Nurse practitioner deployed to NYC during the worst of the pandemic
BY AMBER SMITH
Army Reserve Col. Patricia Goodyear is a nurse practitioner at Upstate University Hospital who spent two months at Queens Central Hospital caring for patients with COVID-19, when New York City was hardest hit by the pandemic.
Here’s more about her experience:
She joined the Army Reserve at age 23.
“I joined back in 1988. Most of my family members had been in the military
at some point, so it was always something I wanted to do.”
She mobilized in March with two days’ notice.
“I was not really given any information about where I was going. I was simply informed that I was being mobilized for the campaign against COVID-19. We were all brought to Utica to begin with, and then parts of our group were divided off into other places to form 85-man urban task forces to deal with this disease.”
She was glad to serve.
“Honestly I thought it was an amazing chance to be able to help in a situation where you’re watching on the television news day after day a city within our state just suffering with this disease and needing health care providers.
“I also felt like for me, because I have five children — my oldest is 12, and my youngest is 6 — I didn’t have to worry about bringing it home to my kids every night.
“I won’t say I was excited because it is hard to leave home and leave your children, but I was glad to be able to help.”
She worked long hours.
“I have an acute care and critical care background, so they put me in the medical intensive care unit, which had some very severe needs at that time.
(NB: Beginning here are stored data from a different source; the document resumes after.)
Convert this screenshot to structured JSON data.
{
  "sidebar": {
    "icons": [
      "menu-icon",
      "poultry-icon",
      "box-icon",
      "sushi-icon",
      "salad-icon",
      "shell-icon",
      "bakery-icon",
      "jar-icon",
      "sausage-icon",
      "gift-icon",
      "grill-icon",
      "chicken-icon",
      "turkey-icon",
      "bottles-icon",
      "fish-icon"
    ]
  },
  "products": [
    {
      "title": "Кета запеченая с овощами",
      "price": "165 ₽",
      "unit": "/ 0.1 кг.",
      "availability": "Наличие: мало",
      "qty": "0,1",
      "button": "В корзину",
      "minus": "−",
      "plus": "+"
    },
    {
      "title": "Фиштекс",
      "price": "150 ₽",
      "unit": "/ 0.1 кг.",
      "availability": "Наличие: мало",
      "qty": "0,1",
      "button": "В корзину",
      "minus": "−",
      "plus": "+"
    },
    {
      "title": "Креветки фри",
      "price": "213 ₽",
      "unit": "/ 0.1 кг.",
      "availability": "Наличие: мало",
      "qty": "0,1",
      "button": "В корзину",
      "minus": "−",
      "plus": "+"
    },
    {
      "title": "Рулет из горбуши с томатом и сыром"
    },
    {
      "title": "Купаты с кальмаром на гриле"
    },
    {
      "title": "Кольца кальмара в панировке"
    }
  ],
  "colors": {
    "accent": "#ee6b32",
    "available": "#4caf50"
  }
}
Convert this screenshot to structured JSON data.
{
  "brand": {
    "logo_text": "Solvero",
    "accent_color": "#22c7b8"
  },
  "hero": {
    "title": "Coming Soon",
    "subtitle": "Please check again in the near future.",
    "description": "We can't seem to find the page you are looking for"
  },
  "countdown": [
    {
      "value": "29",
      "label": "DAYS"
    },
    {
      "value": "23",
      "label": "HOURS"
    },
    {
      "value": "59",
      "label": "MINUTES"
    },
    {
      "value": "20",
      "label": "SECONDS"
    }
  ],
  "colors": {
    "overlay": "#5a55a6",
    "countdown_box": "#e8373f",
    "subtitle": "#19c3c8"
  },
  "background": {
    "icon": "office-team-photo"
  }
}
Quite a few of their staff had contracted COVID-19. They had exposed themselves without realizing it because in the beginning, if the
patient didn’t come in with symptoms of COVID-19, the staff didn’t take precautions.
“We worked 12 to 14 hours a day six days a week. Queens Central Hospital uses EPIC for their electronic medical records, and we use EPIC at Upstate. That made my transition that much easier, because I knew how to use the charting system.”
She saw patients who did not survive.
“I had a few patients that I thought were going to do OK. In particular there was a patient that we had extubated (removed him from a ventilator) who was very young, in his 30s. After he was extubated, he seemed to be doing well and got transferred out of the ICU. When I went back into the records in EPIC, his name showed up. It said “discharged to morgue.” I couldn’t believe it.
“Most of the patients I treated were young. It was very hard for me.”
She and her team stayed healthy.
“Handwashing, hand sanitizer, wearing a mask and social distancing does a lot more than people give it credit for.
“We had 85 people in my task force, and there was another task force nearby. None of us caught COVID-19, and we were involved in caring for patients with COVID-19 daily for over two months. What was universal among all of us was social distancing, wearing a mask, using good handwashing and hand sanitizing.”